Spreedly experienced a surge in traffic that overwhelmed our system’s ability to process Dashboard updates and also caused some errors in processing transactions.
On May 13th, 2020 at 6:31 pm EDT, Spreedly began receiving alerts from our core systems that indicated they were under unusually high load. Initially it was believed that these requests were test requests from a customer. The high load on the system strained ingestion into our data processing pipeline which powers our Dashboard. As a result of this strain, messages to the Dashboard system began to fail. These failures continued until we were fully able to recover the Dashboard system at 7:00 pm EDT.
Recovery of the Dashboard system did not end the incident, however, as the high load on the system continued. As we continued to investigate the load, the Dashboard processing pipeline again failed at 7:35 pm EDT. The increase in traffic continued and began to stress our primary data store and increased latency in the system. This resulted in impact to transactions where our systems began to serve 500s for some requests during this time.
We identified that the increased traffic was originating from a single location and that the profile did not fit test requests from a customer as we’ve previously seen. While the traffic was designed to appear as if it was legitimate, we believe that the traffic was an attempt to use Spreedly’s systems to verify stolen credit cards. Once we identified this, we blocked the traffic, and Spreedly’s systems stabilized. At 8:18 pm EDT, the system was restored to normal operation.

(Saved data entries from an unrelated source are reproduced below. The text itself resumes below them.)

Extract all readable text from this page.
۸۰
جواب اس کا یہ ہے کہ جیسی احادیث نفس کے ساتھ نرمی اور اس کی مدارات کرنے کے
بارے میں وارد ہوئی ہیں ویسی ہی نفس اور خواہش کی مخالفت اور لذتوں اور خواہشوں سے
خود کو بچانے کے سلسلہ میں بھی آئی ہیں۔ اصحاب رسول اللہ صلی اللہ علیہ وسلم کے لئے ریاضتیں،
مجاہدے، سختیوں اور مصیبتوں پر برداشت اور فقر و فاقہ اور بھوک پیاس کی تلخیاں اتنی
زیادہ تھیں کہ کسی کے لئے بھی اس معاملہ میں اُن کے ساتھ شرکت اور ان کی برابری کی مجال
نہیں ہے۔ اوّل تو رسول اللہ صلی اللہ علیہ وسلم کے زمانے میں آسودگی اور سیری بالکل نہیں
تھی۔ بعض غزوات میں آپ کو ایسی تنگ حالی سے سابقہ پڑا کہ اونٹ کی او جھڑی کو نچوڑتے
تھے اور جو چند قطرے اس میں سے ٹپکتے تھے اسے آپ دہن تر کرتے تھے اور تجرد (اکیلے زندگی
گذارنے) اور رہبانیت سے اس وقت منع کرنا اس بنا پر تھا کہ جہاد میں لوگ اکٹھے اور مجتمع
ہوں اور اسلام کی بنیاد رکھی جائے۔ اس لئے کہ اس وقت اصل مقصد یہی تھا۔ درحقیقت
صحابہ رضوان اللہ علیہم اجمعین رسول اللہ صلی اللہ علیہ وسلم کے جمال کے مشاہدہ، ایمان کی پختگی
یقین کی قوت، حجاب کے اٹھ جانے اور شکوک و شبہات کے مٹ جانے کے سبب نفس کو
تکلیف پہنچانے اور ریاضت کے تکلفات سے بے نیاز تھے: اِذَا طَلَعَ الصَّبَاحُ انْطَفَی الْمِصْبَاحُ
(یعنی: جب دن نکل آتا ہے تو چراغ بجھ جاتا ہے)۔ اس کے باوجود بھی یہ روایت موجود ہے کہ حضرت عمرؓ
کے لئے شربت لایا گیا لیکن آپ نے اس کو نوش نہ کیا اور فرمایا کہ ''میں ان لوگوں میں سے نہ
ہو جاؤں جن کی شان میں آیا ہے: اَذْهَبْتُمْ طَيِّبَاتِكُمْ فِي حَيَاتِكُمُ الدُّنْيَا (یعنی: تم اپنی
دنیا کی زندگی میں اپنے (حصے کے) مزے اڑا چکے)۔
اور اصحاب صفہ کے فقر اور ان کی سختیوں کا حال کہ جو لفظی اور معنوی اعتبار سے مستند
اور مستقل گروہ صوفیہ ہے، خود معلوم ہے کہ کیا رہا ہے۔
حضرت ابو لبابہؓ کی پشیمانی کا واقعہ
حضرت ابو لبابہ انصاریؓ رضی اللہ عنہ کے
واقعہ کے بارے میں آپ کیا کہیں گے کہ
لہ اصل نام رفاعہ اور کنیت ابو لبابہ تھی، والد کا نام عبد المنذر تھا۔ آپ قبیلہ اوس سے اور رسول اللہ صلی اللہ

All the data that failed to be processed by our data processing pipeline for the Dashboard was replayed on May 14th during normal business hours and is now present in the Dashboard.
We have already put in place additional monitoring and a rate limiting system to detect and prevent the behavior observed during this incident. We have designed the system so that it should not impact normal behavior but will protect the system from the increase in traffic observed in this case. These protections are in addition to the other measures we already employ, which include DDoS protections and utilizing a WAF.
We will continue investigating further monitoring and rate limiting system improvements to see if there is more we should be doing to guard against related scenarios. We are also investigating if there are other changes we should make to the system to protect against the observed behavior.
We know that the stability and performance of Spreedly matters greatly to all our customers. We continue to invest in our platform to make it as stable and performant as possible and to prevent issues like this in the future. We are sorry for the disruption this incident caused.